Sure. We kind of live my whole career in the land of the giants here in the southeast with the utilities around us, and it looks like that's going to continue to be the case. Our focus, our plans as we've talked before is to run our business and deliver value to our shareholders, and we think that's a good value proposition for them. As I looked at how our operating stats compared to those around us, we're in very good shape. We tend to have rates among the lowest in the state for both of our utilities, and our financial performance is very, very sound. We look at strength of our balance sheet and our projected ability to raise capital with the investments we have to make, including the kind of generating capacity that we think is smart to invest in the foreseeable future, and we feel good about where we are.

Operator

You have a follow-up question from Chris Shelton with Millennium Partners.

Chris Shelton -

I saw Governor Scott had a report out in support of the solar industry and possibilities of investment in solar. Is that something you guys are participating in and interested in and have opportunity for?

John Ramil

Yes. Governor Scott is very, very focused on employment in Florida. And he ran on a platform of wanting to bring 700,000 jobs in the states at least. He's looking at every place where that could happen. And as you could imagine, everybody involved in the solar industry is talking to him about that.
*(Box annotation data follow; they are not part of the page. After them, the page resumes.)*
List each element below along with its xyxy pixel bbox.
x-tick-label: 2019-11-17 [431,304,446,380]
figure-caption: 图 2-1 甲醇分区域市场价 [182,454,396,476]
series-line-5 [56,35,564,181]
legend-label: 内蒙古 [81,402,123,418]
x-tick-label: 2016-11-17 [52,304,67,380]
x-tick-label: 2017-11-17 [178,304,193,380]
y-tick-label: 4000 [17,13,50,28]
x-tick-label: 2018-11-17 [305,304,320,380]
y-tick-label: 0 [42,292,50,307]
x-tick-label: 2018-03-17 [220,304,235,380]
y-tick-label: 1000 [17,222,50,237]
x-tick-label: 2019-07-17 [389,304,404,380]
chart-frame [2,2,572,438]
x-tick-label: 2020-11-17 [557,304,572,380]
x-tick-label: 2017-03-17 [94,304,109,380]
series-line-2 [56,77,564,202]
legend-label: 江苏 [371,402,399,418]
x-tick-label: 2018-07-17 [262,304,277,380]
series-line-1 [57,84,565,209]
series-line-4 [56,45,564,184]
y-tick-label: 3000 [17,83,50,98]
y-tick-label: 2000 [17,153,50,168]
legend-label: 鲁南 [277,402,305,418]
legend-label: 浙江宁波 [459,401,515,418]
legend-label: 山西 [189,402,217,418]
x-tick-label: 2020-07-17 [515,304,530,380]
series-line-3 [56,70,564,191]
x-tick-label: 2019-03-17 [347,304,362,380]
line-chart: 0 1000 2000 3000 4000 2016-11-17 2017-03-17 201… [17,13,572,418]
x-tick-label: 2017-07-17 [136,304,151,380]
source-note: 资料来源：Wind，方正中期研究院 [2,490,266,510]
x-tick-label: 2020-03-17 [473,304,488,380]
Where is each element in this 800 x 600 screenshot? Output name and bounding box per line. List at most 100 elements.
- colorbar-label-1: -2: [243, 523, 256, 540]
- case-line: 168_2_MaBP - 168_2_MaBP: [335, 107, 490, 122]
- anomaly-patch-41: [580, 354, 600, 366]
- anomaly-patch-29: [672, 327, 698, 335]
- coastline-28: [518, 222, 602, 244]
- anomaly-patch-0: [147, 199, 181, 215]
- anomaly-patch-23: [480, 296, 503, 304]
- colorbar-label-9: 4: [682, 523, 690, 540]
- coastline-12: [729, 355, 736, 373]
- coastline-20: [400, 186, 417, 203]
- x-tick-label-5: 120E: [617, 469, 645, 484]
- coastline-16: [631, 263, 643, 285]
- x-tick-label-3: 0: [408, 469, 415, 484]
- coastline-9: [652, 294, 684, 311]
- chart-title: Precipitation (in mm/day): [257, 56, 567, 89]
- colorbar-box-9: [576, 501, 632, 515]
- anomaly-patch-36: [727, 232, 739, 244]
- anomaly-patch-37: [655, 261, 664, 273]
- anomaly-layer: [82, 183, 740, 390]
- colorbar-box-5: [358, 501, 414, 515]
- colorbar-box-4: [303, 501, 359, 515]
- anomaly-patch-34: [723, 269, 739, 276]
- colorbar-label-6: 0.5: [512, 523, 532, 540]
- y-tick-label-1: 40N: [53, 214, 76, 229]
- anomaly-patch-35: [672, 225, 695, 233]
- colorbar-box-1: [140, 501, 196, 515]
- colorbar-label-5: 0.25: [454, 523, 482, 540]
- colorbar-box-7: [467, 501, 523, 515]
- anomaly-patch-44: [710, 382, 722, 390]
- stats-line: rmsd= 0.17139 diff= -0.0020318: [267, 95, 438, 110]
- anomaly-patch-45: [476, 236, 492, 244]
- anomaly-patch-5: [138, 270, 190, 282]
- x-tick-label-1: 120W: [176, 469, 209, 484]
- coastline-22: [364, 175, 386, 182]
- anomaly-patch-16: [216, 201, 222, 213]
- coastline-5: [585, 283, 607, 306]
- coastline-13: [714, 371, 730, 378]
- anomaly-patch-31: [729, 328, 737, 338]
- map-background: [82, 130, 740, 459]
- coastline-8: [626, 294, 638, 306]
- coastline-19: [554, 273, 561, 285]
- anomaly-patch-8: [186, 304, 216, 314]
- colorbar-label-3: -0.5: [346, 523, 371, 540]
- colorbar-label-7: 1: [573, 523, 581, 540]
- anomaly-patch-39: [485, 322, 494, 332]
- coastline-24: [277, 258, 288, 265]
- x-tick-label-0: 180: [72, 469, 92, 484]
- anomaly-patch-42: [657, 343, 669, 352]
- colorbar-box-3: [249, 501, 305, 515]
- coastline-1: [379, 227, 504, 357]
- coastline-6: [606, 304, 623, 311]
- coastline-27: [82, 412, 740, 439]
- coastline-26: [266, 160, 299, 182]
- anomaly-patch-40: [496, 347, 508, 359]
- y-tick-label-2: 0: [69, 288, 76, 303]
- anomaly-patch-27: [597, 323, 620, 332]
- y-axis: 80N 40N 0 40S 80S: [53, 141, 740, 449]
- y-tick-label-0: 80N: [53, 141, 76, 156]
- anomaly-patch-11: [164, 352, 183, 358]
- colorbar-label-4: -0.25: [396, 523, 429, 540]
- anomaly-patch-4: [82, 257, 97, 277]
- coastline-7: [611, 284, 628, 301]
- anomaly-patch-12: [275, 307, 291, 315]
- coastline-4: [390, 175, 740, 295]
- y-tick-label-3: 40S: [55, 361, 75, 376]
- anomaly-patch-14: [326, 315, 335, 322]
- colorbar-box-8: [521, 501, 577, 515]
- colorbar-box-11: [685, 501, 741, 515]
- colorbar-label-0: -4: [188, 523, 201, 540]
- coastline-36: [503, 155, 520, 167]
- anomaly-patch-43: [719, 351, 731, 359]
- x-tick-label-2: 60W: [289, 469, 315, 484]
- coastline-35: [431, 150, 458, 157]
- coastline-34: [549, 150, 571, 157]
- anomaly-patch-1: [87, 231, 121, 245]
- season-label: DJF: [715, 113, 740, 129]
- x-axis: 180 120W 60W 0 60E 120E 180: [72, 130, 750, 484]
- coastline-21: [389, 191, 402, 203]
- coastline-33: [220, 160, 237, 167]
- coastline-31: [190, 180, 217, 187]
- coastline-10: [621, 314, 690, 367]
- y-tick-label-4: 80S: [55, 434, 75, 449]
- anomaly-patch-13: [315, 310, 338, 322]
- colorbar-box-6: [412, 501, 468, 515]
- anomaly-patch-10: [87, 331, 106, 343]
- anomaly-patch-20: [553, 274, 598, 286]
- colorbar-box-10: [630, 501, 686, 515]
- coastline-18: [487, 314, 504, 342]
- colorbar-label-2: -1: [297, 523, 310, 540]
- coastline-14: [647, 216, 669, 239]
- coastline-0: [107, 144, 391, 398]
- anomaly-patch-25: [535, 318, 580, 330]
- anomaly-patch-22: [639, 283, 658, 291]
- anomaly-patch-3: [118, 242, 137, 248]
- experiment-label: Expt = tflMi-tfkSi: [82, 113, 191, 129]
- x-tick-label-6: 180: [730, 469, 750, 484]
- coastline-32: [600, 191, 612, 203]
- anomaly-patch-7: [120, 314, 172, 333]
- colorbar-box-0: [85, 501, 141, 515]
So that is indeed his focus on jobs and everybody that makes proposals on jobs, he's going listen to. You may recall that over the last two years, the Florida legislature has talked about the renewables and the state have a standards and have decided and have not passed anything. We think that, that discussion will continue in the legislature this session. We think what we see in the board of legislature is a disciplined discussion and if they're worried about how much impact that might have on consumers' rates, then you ought to go slow and steady. And we are supportive of that philosophy and we're supportive of their philosophy should they require or encourage renewable emissions that it will be done with a good mechanism, so they still have regulatory lag and the recovery of your cost perhaps through a clause like we have for environmental investments.

Chris Shelton -

Are there specific opportunities that you guys have or is this something on the near horizon or is this more distant, I guess, for TECO Tampa Electric?

John Ramil

Well, I think its specific opportunities that we have on the road to the near horizon both sub-central Solar plant installation, which does not have a huge lead time. As well as potentially some solar rooftop applications on maybe some of our larger commercial customers.

Chris Shelton -

And any sense on the magnitude of the spend at all yet or too early?

John Ramil

The things that the legislature has talked about is maybe a small megawatt target for [ph] utilities or no more impact than maybe 2%, 3% year on rates. I think that would probably drive, for us, investments in the $50 million to $100 million range, the maximum if that's where it hits.

Chris Shelton -

So that's $50 million to $100 million a year?

John Ramil

And that's just -- there's no refinement to that number.

Sandra Callahan

No specific plan behind it.

Chris Shelton -

Just a follow-up on my previous question, Mark, was that rate base number you gave the 3.6 to 3.7, is that the 13-month average or the ending?

Mark Kane

If my memory is correct, that's 13-month average, Chris.

Operator

There are no further questions at this time. Do you have any closing remarks Mr. Kane.

Mark Kane

Janet, thank you very much. Thank you everyone for participating in the call. If there are any follow up or detail, you can talk to me offline. And thank you everyone. This concludes TECO Energy's call.

Operator

This concludes today's conference. You may now disconnect.